Morning! Things are chugging along over here - nothing all that exciting to report. I’ve been enjoying catching up on the seemingly endless supply of good writing from substacks and outlets and Jami Attenberg’s memoir, which is excellent. On to this week’s recs.
1/ The Believer delivered two incredible, unrelated (but maybe kind of related?) postings recently that I want to share. The first is this interview with Andrew Garfield. His portrayal of Jonathan Larson in tick, tick…Boom! is so perfect there’s really not much else to say. In this interview he talks about his family and his outlook on things and it’s just a lovely profile of an artist working at the top of his game.
Here’s a particularly meaningful passage:
I think about a profound moment when my mom was sick with cancer. I was struggling with it, and before she passed, I was, like any person, resistant and angry and having terrible anxiety about it and what it meant and where it was leading. It was a really hard thing to accept, of course. And it still is. I still find it hard to accept that she’s no longer here.
But I remember I was walking along—I was on Fire Island, in New York, prepping for tick, tick… Boom! or Tammy Faye, and I had to take a break because I had this knot in my chest and I just couldn’t get rid of it.
I went for a walk on the beach. The sun was setting and it was freezing. I found I needed to jump, so I just jumped into the ocean. And it’s funny: as soon as my full body and head were submerged, it was like I got the medicine, and my chest released, and I let it all go. My interpretation of that moment was that it was the wisdom of nature, the wisdom of the earth, the wisdom of the ocean letting me know, Hey. Yeah, it’s hard, it’s horrible. I’m not taking away this unique pain you’re feeling, but just so you know, us out here, us water molecules—we’ve been seeing this for millennia. And actually, this is the best-case scenario for you to lose her, rather than for her to lose you. This is a much better situation.

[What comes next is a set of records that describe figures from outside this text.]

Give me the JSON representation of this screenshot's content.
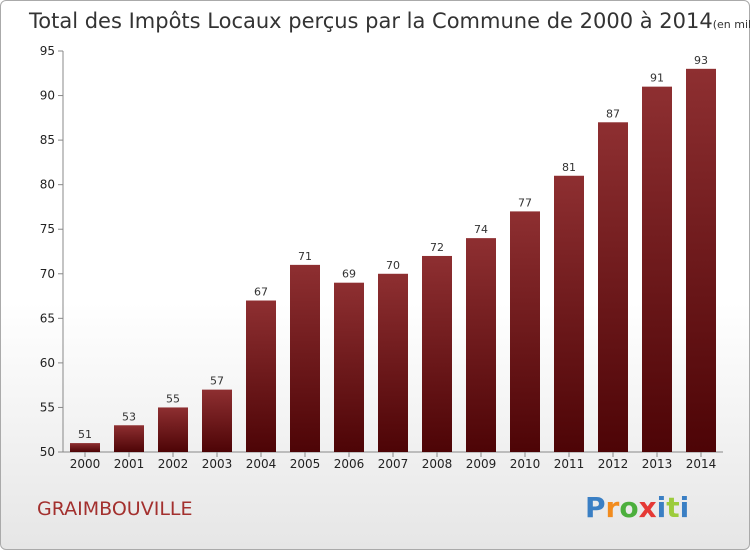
{
  "chart_data": {
    "type": "bar",
    "title": "Total des Impôts Locaux perçus par la Commune de 2000 à 2014",
    "unit": "(en milliers d'€)",
    "categories": [
      "2000",
      "2001",
      "2002",
      "2003",
      "2004",
      "2005",
      "2006",
      "2007",
      "2008",
      "2009",
      "2010",
      "2011",
      "2012",
      "2013",
      "2014"
    ],
    "values": [
      51,
      53,
      55,
      57,
      67,
      71,
      69,
      70,
      72,
      74,
      77,
      81,
      87,
      91,
      93
    ],
    "ylim": [
      50,
      95
    ],
    "yticks": [
      50,
      55,
      60,
      65,
      70,
      75,
      80,
      85,
      90,
      95
    ],
    "grid": false,
    "bar_color": "#7a1c1f"
  },
  "commune": "GRAIMBOUVILLE",
  "brand": {
    "letters": [
      "P",
      "r",
      "o",
      "x",
      "i",
      "t",
      "i"
    ],
    "colors": [
      "#3a7fc4",
      "#f28c1e",
      "#4caf3d",
      "#e53935",
      "#3a7fc4",
      "#9ccc3c",
      "#3a7fc4"
    ]
  }
}
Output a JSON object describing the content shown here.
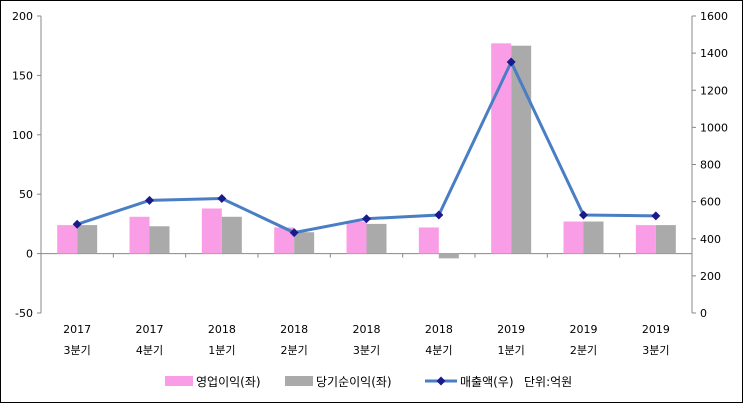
{
  "chart_data": {
    "type": "bar",
    "categories": [
      [
        "2017",
        "3분기"
      ],
      [
        "2017",
        "4분기"
      ],
      [
        "2018",
        "1분기"
      ],
      [
        "2018",
        "2분기"
      ],
      [
        "2018",
        "3분기"
      ],
      [
        "2018",
        "4분기"
      ],
      [
        "2019",
        "1분기"
      ],
      [
        "2019",
        "2분기"
      ],
      [
        "2019",
        "3분기"
      ]
    ],
    "series": [
      {
        "name": "영업이익(좌)",
        "kind": "bar",
        "axis": "left",
        "color": "#f99ee6",
        "values": [
          24,
          31,
          38,
          22,
          27,
          22,
          177,
          27,
          24
        ]
      },
      {
        "name": "당기순이익(좌)",
        "kind": "bar",
        "axis": "left",
        "color": "#aaaaaa",
        "values": [
          24,
          23,
          31,
          18,
          25,
          -4,
          175,
          27,
          24
        ]
      },
      {
        "name": "매출액(우)",
        "kind": "line",
        "axis": "right",
        "color": "#4a7ec4",
        "marker_color": "#1a1a8c",
        "values": [
          478,
          607,
          617,
          433,
          508,
          528,
          1352,
          528,
          523
        ]
      }
    ],
    "ylim_left": [
      -50,
      200
    ],
    "yticks_left": [
      -50,
      0,
      50,
      100,
      150,
      200
    ],
    "ylim_right": [
      0,
      1600
    ],
    "yticks_right": [
      0,
      200,
      400,
      600,
      800,
      1000,
      1200,
      1400,
      1600
    ],
    "grid": false,
    "legend_position": "bottom",
    "legend_note": "단위:억원"
  }
}
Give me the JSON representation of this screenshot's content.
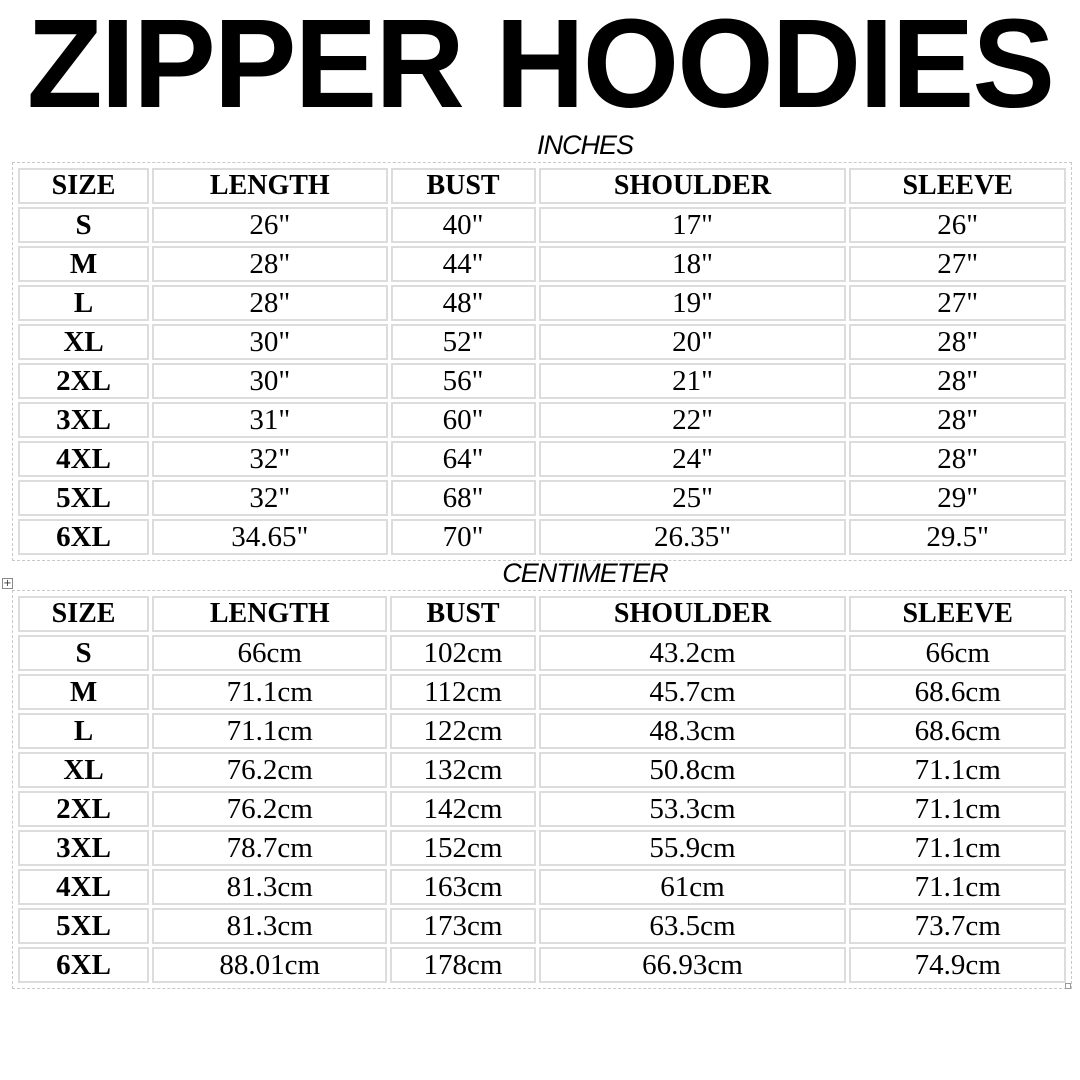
{
  "title": "ZIPPER HOODIES",
  "inches": {
    "label": "INCHES",
    "headers": [
      "SIZE",
      "LENGTH",
      "BUST",
      "SHOULDER",
      "SLEEVE"
    ],
    "rows": [
      [
        "S",
        "26\"",
        "40\"",
        "17\"",
        "26\""
      ],
      [
        "M",
        "28\"",
        "44\"",
        "18\"",
        "27\""
      ],
      [
        "L",
        "28\"",
        "48\"",
        "19\"",
        "27\""
      ],
      [
        "XL",
        "30\"",
        "52\"",
        "20\"",
        "28\""
      ],
      [
        "2XL",
        "30\"",
        "56\"",
        "21\"",
        "28\""
      ],
      [
        "3XL",
        "31\"",
        "60\"",
        "22\"",
        "28\""
      ],
      [
        "4XL",
        "32\"",
        "64\"",
        "24\"",
        "28\""
      ],
      [
        "5XL",
        "32\"",
        "68\"",
        "25\"",
        "29\""
      ],
      [
        "6XL",
        "34.65\"",
        "70\"",
        "26.35\"",
        "29.5\""
      ]
    ]
  },
  "centimeter": {
    "label": "CENTIMETER",
    "headers": [
      "SIZE",
      "LENGTH",
      "BUST",
      "SHOULDER",
      "SLEEVE"
    ],
    "rows": [
      [
        "S",
        "66cm",
        "102cm",
        "43.2cm",
        "66cm"
      ],
      [
        "M",
        "71.1cm",
        "112cm",
        "45.7cm",
        "68.6cm"
      ],
      [
        "L",
        "71.1cm",
        "122cm",
        "48.3cm",
        "68.6cm"
      ],
      [
        "XL",
        "76.2cm",
        "132cm",
        "50.8cm",
        "71.1cm"
      ],
      [
        "2XL",
        "76.2cm",
        "142cm",
        "53.3cm",
        "71.1cm"
      ],
      [
        "3XL",
        "78.7cm",
        "152cm",
        "55.9cm",
        "71.1cm"
      ],
      [
        "4XL",
        "81.3cm",
        "163cm",
        "61cm",
        "71.1cm"
      ],
      [
        "5XL",
        "81.3cm",
        "173cm",
        "63.5cm",
        "73.7cm"
      ],
      [
        "6XL",
        "88.01cm",
        "178cm",
        "66.93cm",
        "74.9cm"
      ]
    ]
  }
}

And, again, my ego was holding on; my ego thought I knew better. My ego said, No, this doesn’t make sense. No, no, no, it should be this way; it should be that way. But actually it took the ocean, the greater opponent, to just hold me under and say, It’s really horrible. And sons have been losing their mothers for thousands and thousands of years, and they will continue to, and you’ve just been initiated into that awareness and into that reality. Some illusion has been lifted. You’re in a realer version of the world now, and it’s painful.
The second from The Believer is this excellent piece of experimental writing. In Ghosts, Vauhini Vara turned to the weird magic of AI to help tell the story of her sister’s death. It’s a fascinating piece on grief and words and how we tell stories. She starts with giving the AI very little information, then reveals more and more over the course of six postings, and in doing so articulates her experience with more clarity and depth. It’s very touching. Also, maybe, a little scary.

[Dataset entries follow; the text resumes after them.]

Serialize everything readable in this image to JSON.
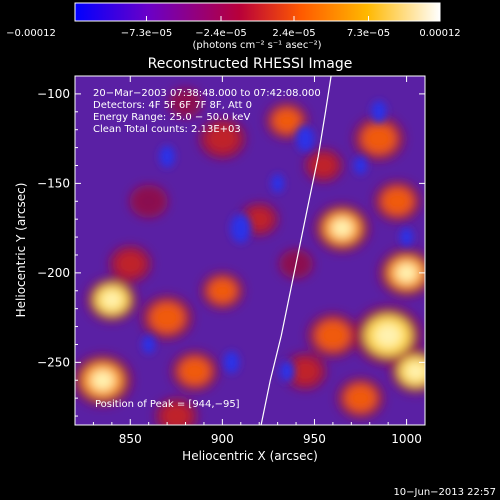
{
  "chart_data": {
    "type": "heatmap",
    "title": "Reconstructed RHESSI Image",
    "xlabel": "Heliocentric X (arcsec)",
    "ylabel": "Heliocentric Y (arcsec)",
    "xlim": [
      820,
      1010
    ],
    "ylim": [
      -285,
      -90
    ],
    "x_ticks": [
      850,
      900,
      950,
      1000
    ],
    "x_tick_labels": [
      "850",
      "900",
      "950",
      "1000"
    ],
    "y_ticks": [
      -100,
      -150,
      -200,
      -250
    ],
    "y_tick_labels": [
      "−100",
      "−150",
      "−200",
      "−250"
    ],
    "colorbar": {
      "min": -0.00012,
      "max": 0.00012,
      "tick_values": [
        -0.00012,
        -7.3e-05,
        -2.4e-05,
        2.4e-05,
        7.3e-05,
        0.00012
      ],
      "tick_labels": [
        "−0.00012",
        "−7.3e−05",
        "−2.4e−05",
        "2.4e−05",
        "7.3e−05",
        "0.00012"
      ],
      "unit_label": "(photons cm⁻² s⁻¹ asec⁻²)",
      "colors": [
        "#0000ff",
        "#6a00c8",
        "#b8003a",
        "#ff5a00",
        "#ffb800",
        "#ffffff"
      ]
    },
    "annotations": [
      "20−Mar−2003 07:38:48.000 to 07:42:08.000",
      "Detectors: 4F 5F 6F 7F 8F, Att 0",
      "Energy Range: 25.0 − 50.0 keV",
      "Clean     Total counts: 2.13E+03"
    ],
    "peak_label": "Position of Peak = [944,−95]",
    "limb_curve": {
      "x": [
        921,
        926,
        932,
        937,
        942,
        947,
        952,
        956,
        959
      ],
      "y": [
        -285,
        -260,
        -235,
        -210,
        -185,
        -160,
        -135,
        -110,
        -90
      ]
    },
    "emission_blobs": [
      {
        "x": 840,
        "y": -215,
        "v": 1.0,
        "r": 12
      },
      {
        "x": 835,
        "y": -260,
        "v": 0.8,
        "r": 14
      },
      {
        "x": 850,
        "y": -195,
        "v": 0.5,
        "r": 10
      },
      {
        "x": 870,
        "y": -225,
        "v": 0.7,
        "r": 12
      },
      {
        "x": 900,
        "y": -210,
        "v": 0.6,
        "r": 10
      },
      {
        "x": 885,
        "y": -255,
        "v": 0.6,
        "r": 11
      },
      {
        "x": 875,
        "y": -280,
        "v": 0.5,
        "r": 10
      },
      {
        "x": 860,
        "y": -160,
        "v": 0.4,
        "r": 9
      },
      {
        "x": 900,
        "y": -125,
        "v": 0.5,
        "r": 11
      },
      {
        "x": 935,
        "y": -115,
        "v": 0.6,
        "r": 10
      },
      {
        "x": 880,
        "y": -105,
        "v": 0.3,
        "r": 8
      },
      {
        "x": 920,
        "y": -170,
        "v": 0.5,
        "r": 9
      },
      {
        "x": 945,
        "y": -255,
        "v": 0.5,
        "r": 10
      },
      {
        "x": 940,
        "y": -195,
        "v": 0.3,
        "r": 8
      },
      {
        "x": 965,
        "y": -175,
        "v": 0.8,
        "r": 13
      },
      {
        "x": 960,
        "y": -235,
        "v": 0.7,
        "r": 12
      },
      {
        "x": 990,
        "y": -235,
        "v": 1.0,
        "r": 16
      },
      {
        "x": 1000,
        "y": -200,
        "v": 0.8,
        "r": 13
      },
      {
        "x": 995,
        "y": -160,
        "v": 0.7,
        "r": 11
      },
      {
        "x": 985,
        "y": -125,
        "v": 0.6,
        "r": 12
      },
      {
        "x": 975,
        "y": -270,
        "v": 0.6,
        "r": 11
      },
      {
        "x": 955,
        "y": -140,
        "v": 0.5,
        "r": 9
      },
      {
        "x": 1005,
        "y": -255,
        "v": 0.9,
        "r": 12
      }
    ],
    "negative_spots": [
      {
        "x": 910,
        "y": -175,
        "r": 8
      },
      {
        "x": 935,
        "y": -255,
        "r": 6
      },
      {
        "x": 945,
        "y": -125,
        "r": 7
      },
      {
        "x": 905,
        "y": -250,
        "r": 6
      },
      {
        "x": 870,
        "y": -135,
        "r": 6
      },
      {
        "x": 985,
        "y": -110,
        "r": 6
      },
      {
        "x": 930,
        "y": -150,
        "r": 5
      },
      {
        "x": 860,
        "y": -240,
        "r": 5
      },
      {
        "x": 975,
        "y": -140,
        "r": 5
      },
      {
        "x": 1000,
        "y": -180,
        "r": 5
      }
    ]
  },
  "footer": {
    "date": "10−Jun−2013 22:57"
  }
}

2/ I’ve been loving this category of YouTube videos where architects or interior designers take a sample space and render a much better, more design forward version. This was a fun example of just that.
Bonus: Also, EmilyRayna on TikTok does wonderful makeover content.
3/ Jeanette Winterson, My Therapist, and Me is a real deep cut for my fellow lesbian writers. It involves therapy, a book of cheap lesbian books, Ani DiFranco, some self-realizations, and lots of teenage feelings. Also I stan Jeanette Winterson till death, obviously.
Ok, that’s all for this week. Back to the grind. As always, thank you for reading and feel free to share with anyone you think may be interested. Have a great Thursday.